Jaiswal Ajay, Tang Liyan, Ghosh Meheli, Rousseau Justin F, Peng Yifan, Ding Ying
The University of Texas at Austin, United States.
Central University of Gujarat, India.
Proc Mach Learn Res. 2021 Dec;158:196-208.
Radiology reports are unstructured and contain the imaging findings and corresponding diagnoses transcribed by radiologists which include clinical facts and negated and/or uncertain statements.

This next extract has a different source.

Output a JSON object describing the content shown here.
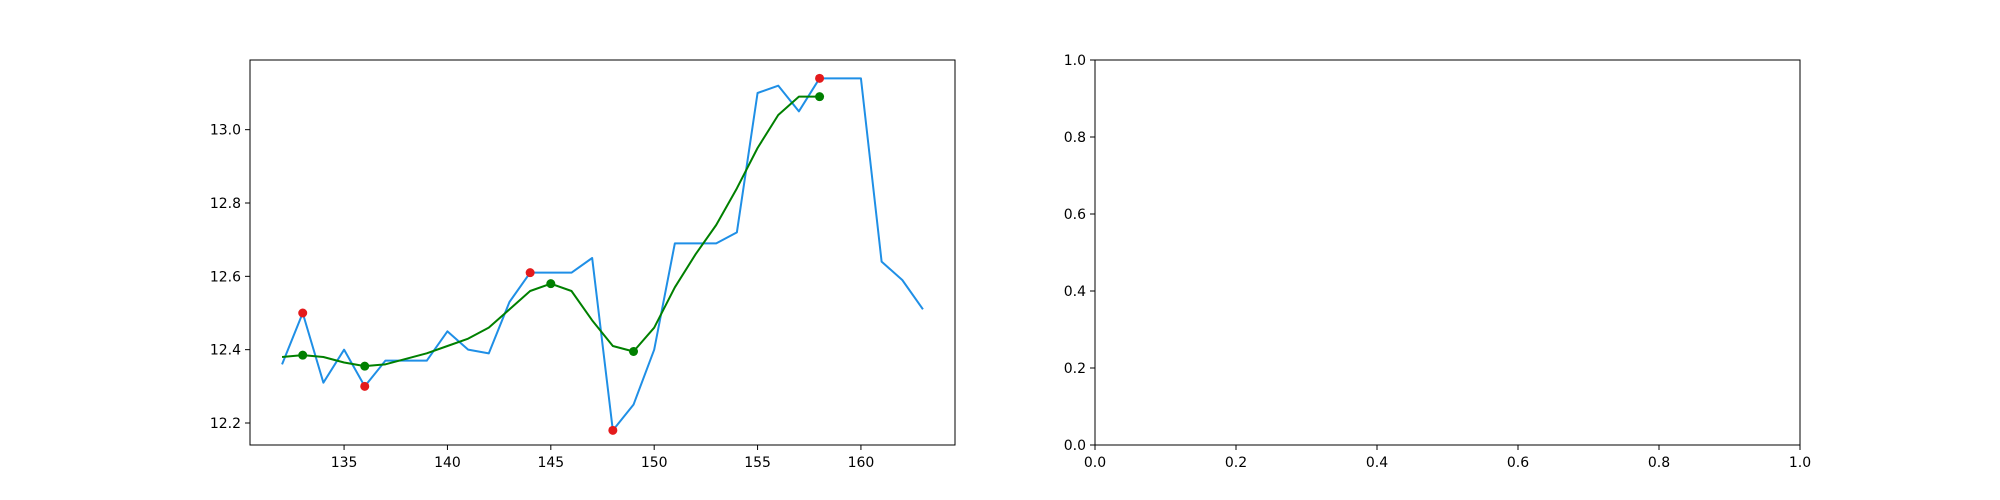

Extracting pathologic findings and diagnoses from radiology reports is important for quality control, population health, and monitoring of disease progress. Existing works, primarily rely either on rule-based systems or transformer-based pre-trained model fine-tuning, but could not take the factual and uncertain information into consideration, and therefore generate false positive outputs. In this work, we introduce three sedulous augmentation techniques which retain factual and critical information while generating augmentations for contrastive learning. We introduce RadBERT-CL, which fuses these information into BlueBert via a self-supervised contrastive loss. Our experiments on MIMIC-CXR show superior performance of RadBERT-CL on fine-tuning for multi-class, multi-label report classification. We illustrate that when few labeled data are available, RadBERT-CL outperforms conventional SOTA transformers (BERT/BlueBert) by significantly larger margins (6-11%). We also show that the representations learned by RadBERT-CL can capture critical medical information in the latent space.
放射学报告是非结构化的,包含放射科医生转录的影像学发现和相应诊断,其中包括临床事实以及否定和/或不确定的陈述。从放射学报告中提取病理发现和诊断对于质量控制、人群健康以及疾病进展监测至关重要。现有工作主要依赖基于规则的系统或基于Transformer的预训练模型微调,但无法考虑事实性和不确定性信息,因此会产生误报。在这项工作中,我们引入了三种精心设计的增强技术,这些技术在为对比学习生成增强时保留了事实性和关键信息。我们引入了RadBERT-CL,它通过自监督对比损失将这些信息融合到BlueBert中。我们在MIMIC-CXR上的实验表明,RadBERT-CL在多类、多标签报告分类的微调方面具有卓越性能。我们证明,当可用的标记数据很少时,RadBERT-CL比传统的最优Transformer(BERT/BlueBert)有显著更大的优势(6-11%)。我们还表明,RadBERT-CL学习到的表示可以在潜在空间中捕获关键医学信息。